A year or so ago, HGTV’s House Hunters program was under fire for manipulating the homebuying stories it portrays. The reality show, critics cried, did not portray reality. But another HGTV house-buying program is more realistic, and it continues to have a valuable lesson for us today in San Francisco.
The program is called Property Virgins. Each episode features Atlanta-area real estate agent Egypt Sherrod and a first-time homebuyer or buyers. Usually, though not always, the “property virgins” are a young couple, often looking to purchase their first place after having gotten married or landed that first solid job. Sherrod meets with them to learn their (often wildly unrealistic) wish list and their (often woefully unrealistic) budget. Then she shows them a series of homes that fit their requirements.
If this were House Hunters, every single episode would end with the property virgins losing their, um, first-time status and selecting and buying a home. But on the Property Virgins TV show, just like in real life, it doesn’t always end so simplistically. Sherrod is always needing to be more than just a property agent; she’s also an advisor and even a counselor, nudging her clients to adjust their wish lists to make them come into line with their budgets and with the available properties.
But the lesson for us comes in those not infrequent episodes in which the property virgins retain their virginity at the end of the program. Sometimes they get cold feet, have second thoughts about a home on which they were just about to make an offer. And sometimes they keep finding reasons not to like homes Sherrod presents them, even when the homes meet their budget and tick off every box on their must-have list. Those episodes often end with Sherrod having a frank chat with them. Are they really not ready to buy a home? Would they be better off taking a break in their house hunt for six months? The relief on the faces of the clients is often obvious. They realize they are not going to be pressured into a decision they might regret.
In other words, it’s a true reality show. And in San Francisco right now, with inventory constrained, prices soaring, and many house hunters flush with cash, the pressure can be strong to buy the first halfway decent property you can remotely afford.
Unless you print your own money or have inherited a fortune, you are probably better off listening to Sherrod rather than emptying your kids’ college fund to buy a $1.3 million fixer-upper in an allegedly “up and coming” neighborhood. You are probably better off waiting until the price spikes subside and the inventory of properties for sale increases (which lags the price spikes, which are what draws to the market home sellers waiting to make the most on their sale).

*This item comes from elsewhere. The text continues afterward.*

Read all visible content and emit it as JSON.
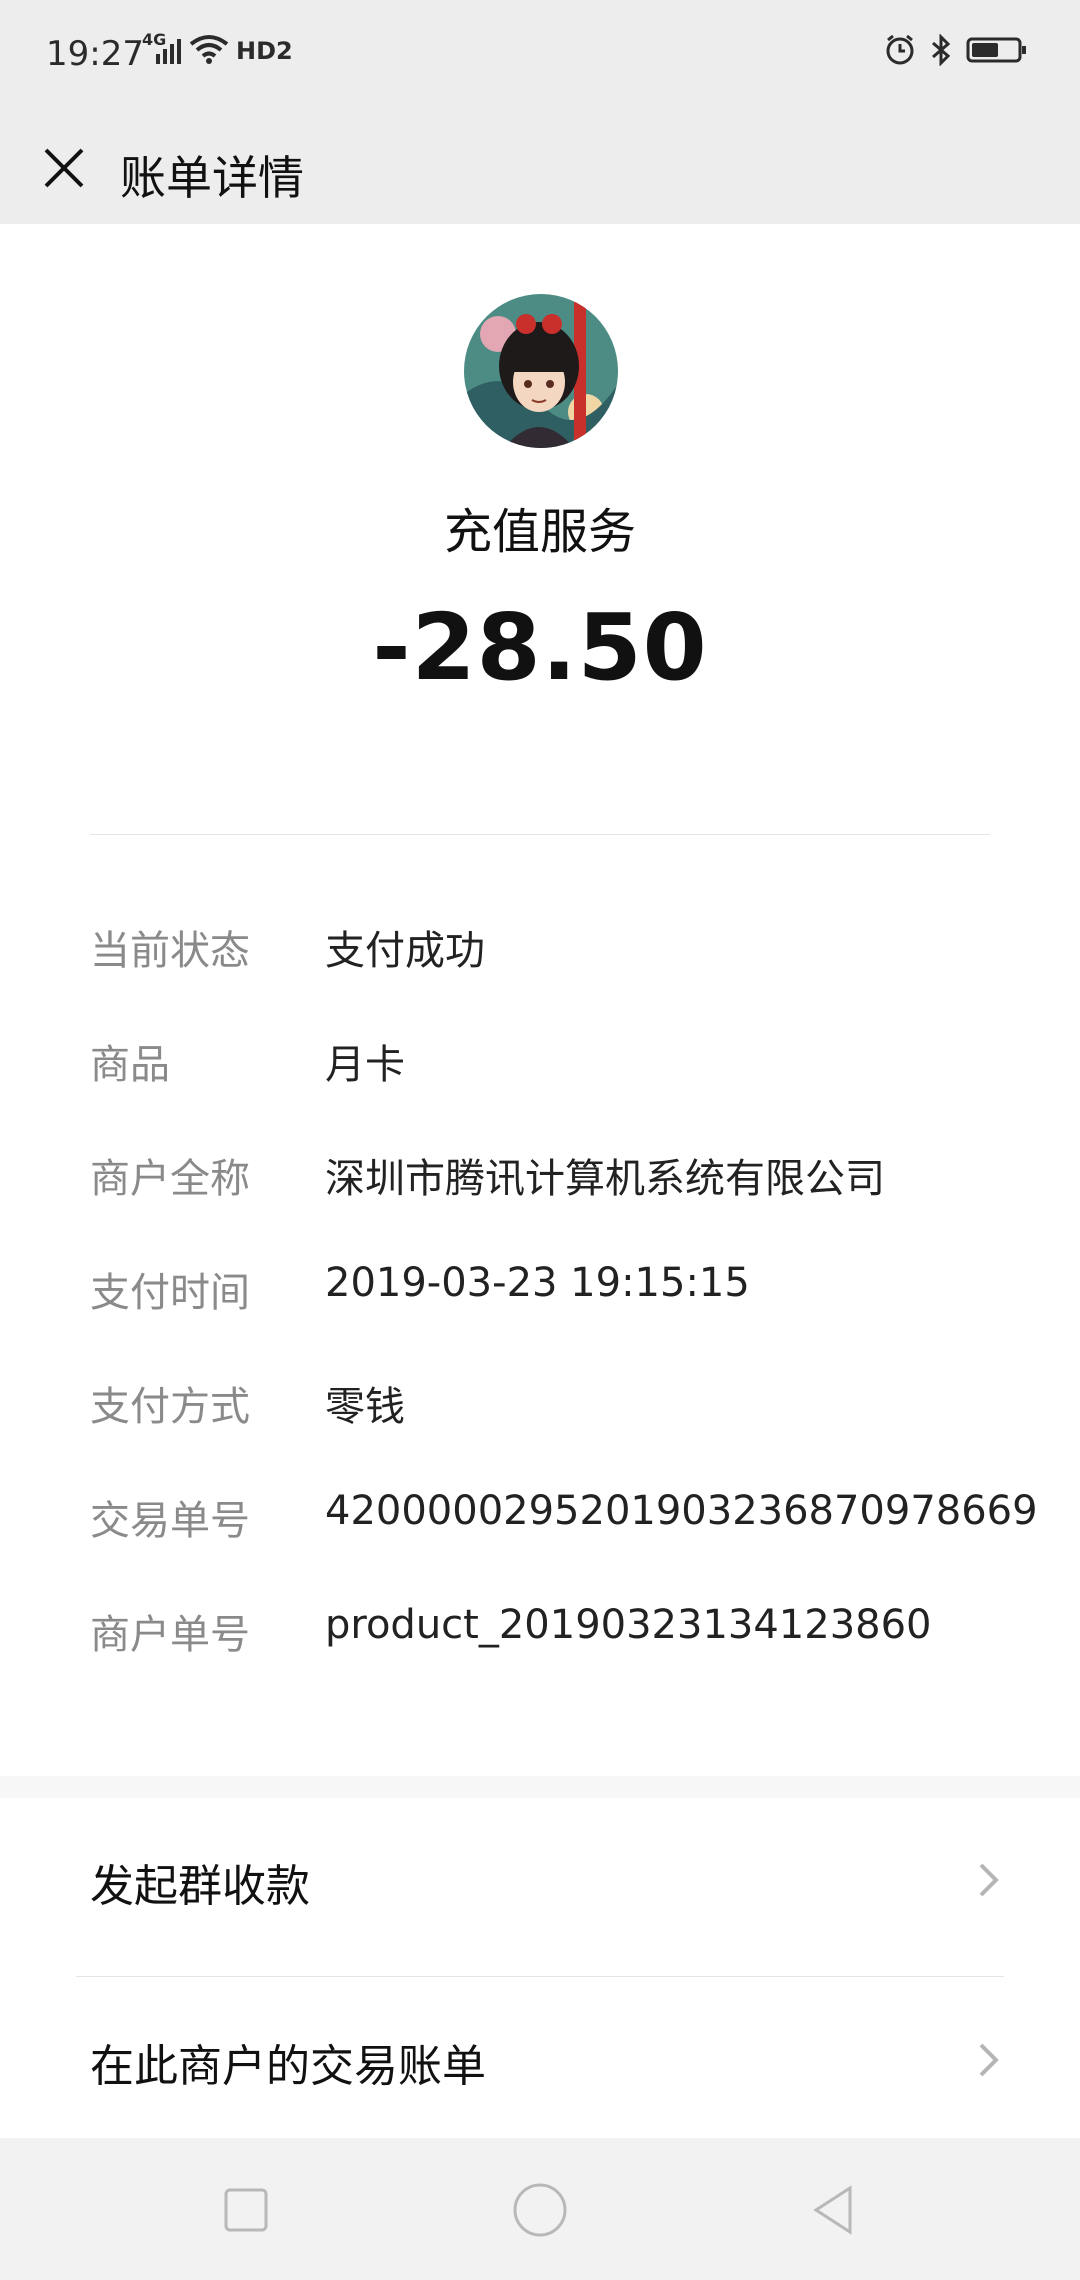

Prices are bizarre right now. Our home was purchased less than two years ago, and it has nearly doubled in estimated value. (I guess that new curtain we put up in the guest bedroom really added value.) We won’t be looking to sell it during this market peak; we bought it to live in, not to sell. But we do amuse ourselves by checking the Zillow.com estimates on a regular basis and seeing its estimated value rise by a ridiculous $10,000 or so a week.
We know too many people who purchased their homes during the last boom period in Bay Area home prices and who, even though their homes are also increasing in values each week like ours is, are still underwater. To avoid becoming that type of an owner, you might need your own personal Sherrodian intervention.
It is quite possible that even in these hyper-priced times, you will come across the one home that makes your soul sing and that fits your budget. Even if it hits or bursts the top of your budget, it might not be crazy to go for it if you are planning to own it longterm and can still swing the finances. And, of course, if your millionaire parents just tragically passed away, leaving you with more money than you know what to do with, buy with abandon.
Because the market will turn.
When it does, it will catch a lot of people paying super-sized mortgages they can barely afford. The post-crash retrenchment by the financial services world has supposedly reduced the number of people getting poorly vetted loans they can barely handle in the best of economic conditions. So we can expect less of a foreclosure disaster the next time valuations collapse. But there will still be plenty of people — even those who paid cash for their homes — who will be stunned or kicking themselves in a couple years when the home they bought for $1 million is valued at $720,000. If they need to sell it then, they will wish they had learned from Sherrod.